Acute Sympotomatic Seizure Secondary to Autoimmune Encephalitis and Autoimmune-associated Epilepsy

• Conditions: Seizures; Epilepsy; Autoimmune Encephalitis

• Registration Number: NCT05422664
• Lead Sponsor: Liu Yonghong

Brief Summary

Previously, scholars called the seizures secondary to autoimmune encephalitis（AE） "autoimmune related epilepsy", but the seizures secondary to AE are usually controlled after the improvement of encephalitis, which does not meet the "persistent" characteristics of epilepsy. Only a subset of patients with seizures lasting several years require long-term Antiseizure medications (ASM).

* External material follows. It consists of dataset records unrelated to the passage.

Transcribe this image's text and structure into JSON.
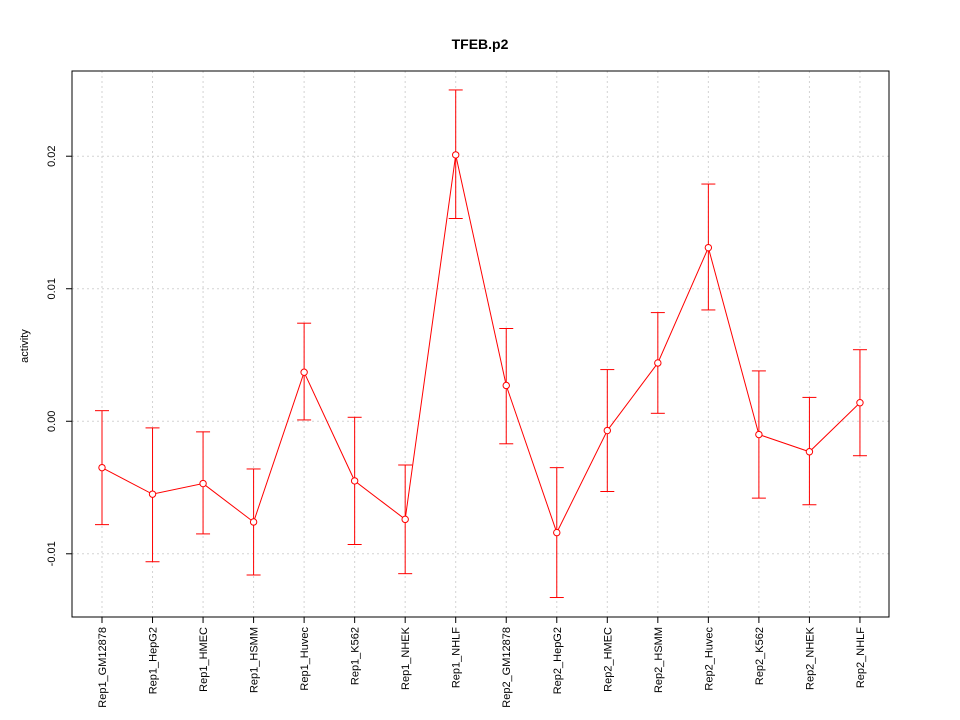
{
  "chart_data": {
    "type": "line",
    "title": "TFEB.p2",
    "xlabel": "",
    "ylabel": "activity",
    "categories": [
      "Rep1_GM12878",
      "Rep1_HepG2",
      "Rep1_HMEC",
      "Rep1_HSMM",
      "Rep1_Huvec",
      "Rep1_K562",
      "Rep1_NHEK",
      "Rep1_NHLF",
      "Rep2_GM12878",
      "Rep2_HepG2",
      "Rep2_HMEC",
      "Rep2_HSMM",
      "Rep2_Huvec",
      "Rep2_K562",
      "Rep2_NHEK",
      "Rep2_NHLF"
    ],
    "series": [
      {
        "name": "activity",
        "values": [
          -0.0035,
          -0.0055,
          -0.0047,
          -0.0076,
          0.0037,
          -0.0045,
          -0.0074,
          0.0201,
          0.0027,
          -0.0084,
          -0.0007,
          0.0044,
          0.0131,
          -0.001,
          -0.0023,
          0.0014
        ],
        "upper": [
          0.0008,
          -0.0005,
          -0.0008,
          -0.0036,
          0.0074,
          0.0003,
          -0.0033,
          0.025,
          0.007,
          -0.0035,
          0.0039,
          0.0082,
          0.0179,
          0.0038,
          0.0018,
          0.0054
        ],
        "lower": [
          -0.0078,
          -0.0106,
          -0.0085,
          -0.0116,
          0.0001,
          -0.0093,
          -0.0115,
          0.0153,
          -0.0017,
          -0.0133,
          -0.0053,
          0.0006,
          0.0084,
          -0.0058,
          -0.0063,
          -0.0026
        ]
      }
    ],
    "yticks": [
      -0.01,
      0.0,
      0.01,
      0.02
    ],
    "ytick_labels": [
      "-0.01",
      "0.00",
      "0.01",
      "0.02"
    ],
    "ylim": [
      -0.01477,
      0.02643
    ],
    "grid": true,
    "reference_line": 0,
    "colors": {
      "series": "#ff0000",
      "grid": "#d3d3d3",
      "axis": "#000000"
    }
  }
}
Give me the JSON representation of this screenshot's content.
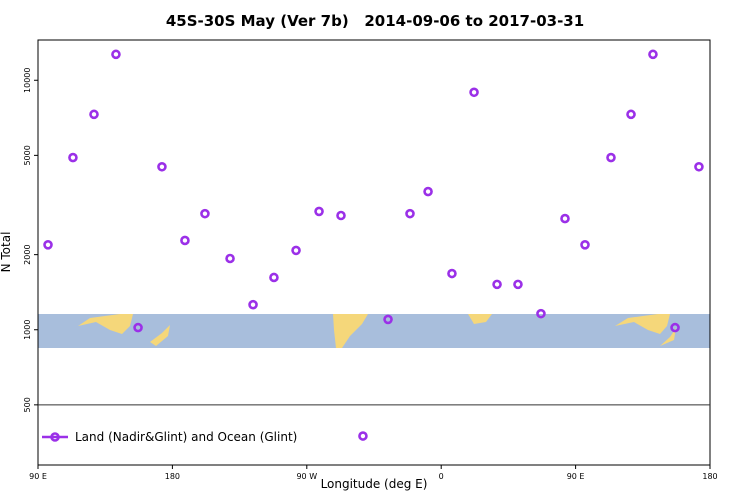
{
  "chart_data": {
    "type": "scatter",
    "title": "45S-30S May (Ver 7b)   2014-09-06 to 2017-03-31",
    "xlabel": "Longitude (deg E)",
    "ylabel": "N Total",
    "series": [
      {
        "name": "Land (Nadir&Glint) and Ocean (Glint)",
        "color": "#9b30e8",
        "x": [
          96.7,
          113.4,
          127.5,
          142.2,
          157,
          173,
          188.4,
          201.8,
          218.6,
          234,
          248,
          262.8,
          278.2,
          292.9,
          307.6,
          324.4,
          339.1,
          351.2,
          367.2,
          382,
          397.4,
          411.4,
          426.8,
          442.9,
          456.3,
          473.7,
          487.1,
          501.8,
          516.6,
          532.6
        ],
        "values": [
          2190,
          4900,
          7300,
          12700,
          1020,
          4500,
          2280,
          2920,
          1930,
          1260,
          1620,
          2080,
          2980,
          2870,
          375,
          1100,
          2920,
          3580,
          1680,
          8950,
          1520,
          1520,
          1160,
          2790,
          2190,
          4900,
          7300,
          12700,
          1020,
          4500
        ]
      }
    ],
    "xlim": [
      90,
      540
    ],
    "xticks": [
      {
        "value": 90,
        "label": "90 E"
      },
      180,
      {
        "value": 270,
        "label": "90 W"
      },
      {
        "value": 360,
        "label": "0"
      },
      {
        "value": 450,
        "label": "90 E"
      },
      {
        "value": 540,
        "label": "180"
      }
    ],
    "ylim": [
      287,
      14500
    ],
    "yticks": [
      500,
      1000,
      2000,
      5000,
      10000
    ],
    "log_y": true,
    "hline": 500,
    "legend": "lower left"
  }
}
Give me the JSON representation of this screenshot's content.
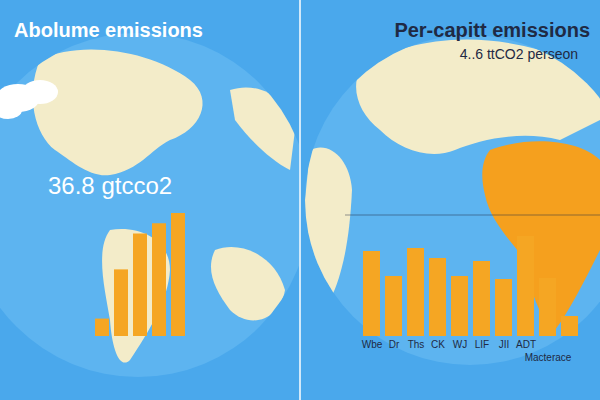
{
  "chart_data": [
    {
      "type": "bar",
      "title": "Abolume emissions",
      "annotation": "36.8 gtcco2",
      "categories": [
        null,
        null,
        null,
        null,
        null
      ],
      "values": [
        17,
        65,
        100,
        110,
        120
      ],
      "color": "#f5a623",
      "ylim": [
        0,
        120
      ],
      "tick_labels": false
    },
    {
      "type": "bar",
      "title": "Per-capitt emissions",
      "subtitle": "4..6 ttCO2 perseon",
      "categories": [
        "Wbe",
        "Dr",
        "Ths",
        "CK",
        "WJ",
        "LIF",
        "JII",
        "ADT",
        "Macterace",
        null
      ],
      "values": [
        85,
        60,
        88,
        78,
        60,
        75,
        57,
        100,
        58,
        20
      ],
      "color": "#f5a623",
      "ylim": [
        0,
        100
      ],
      "tick_labels": "x"
    }
  ]
}
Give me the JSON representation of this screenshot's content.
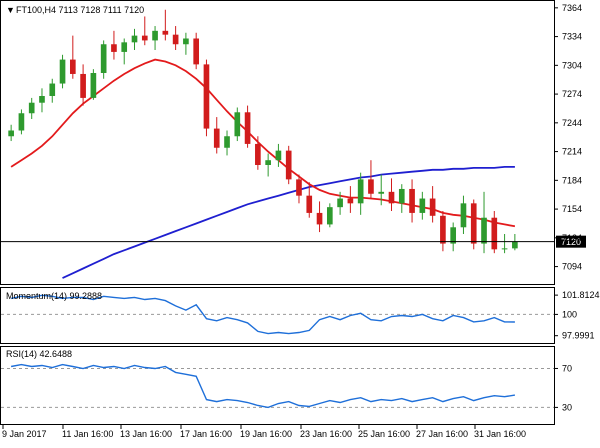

In 2020, the International Coalition against Epilepsy classified it as "acute symptomatic seizure secondary to AE". ASSAE) and autoimmune-associated epilepsy (AAE) . The former is caused by AE, which has clinical manifestations of AE at the same time as epileptic seizures at the beginning or recurrence. The proportion and type of epileptic seizures are different due to different causes, and epileptic seizures are also controlled after the disease is controlled. The latter is that after adequate immunotherapy, there are still persistent seizures, and there is no obvious evidence of inflammatory activity, this type of patient application ASM and immunotherapy is not effective.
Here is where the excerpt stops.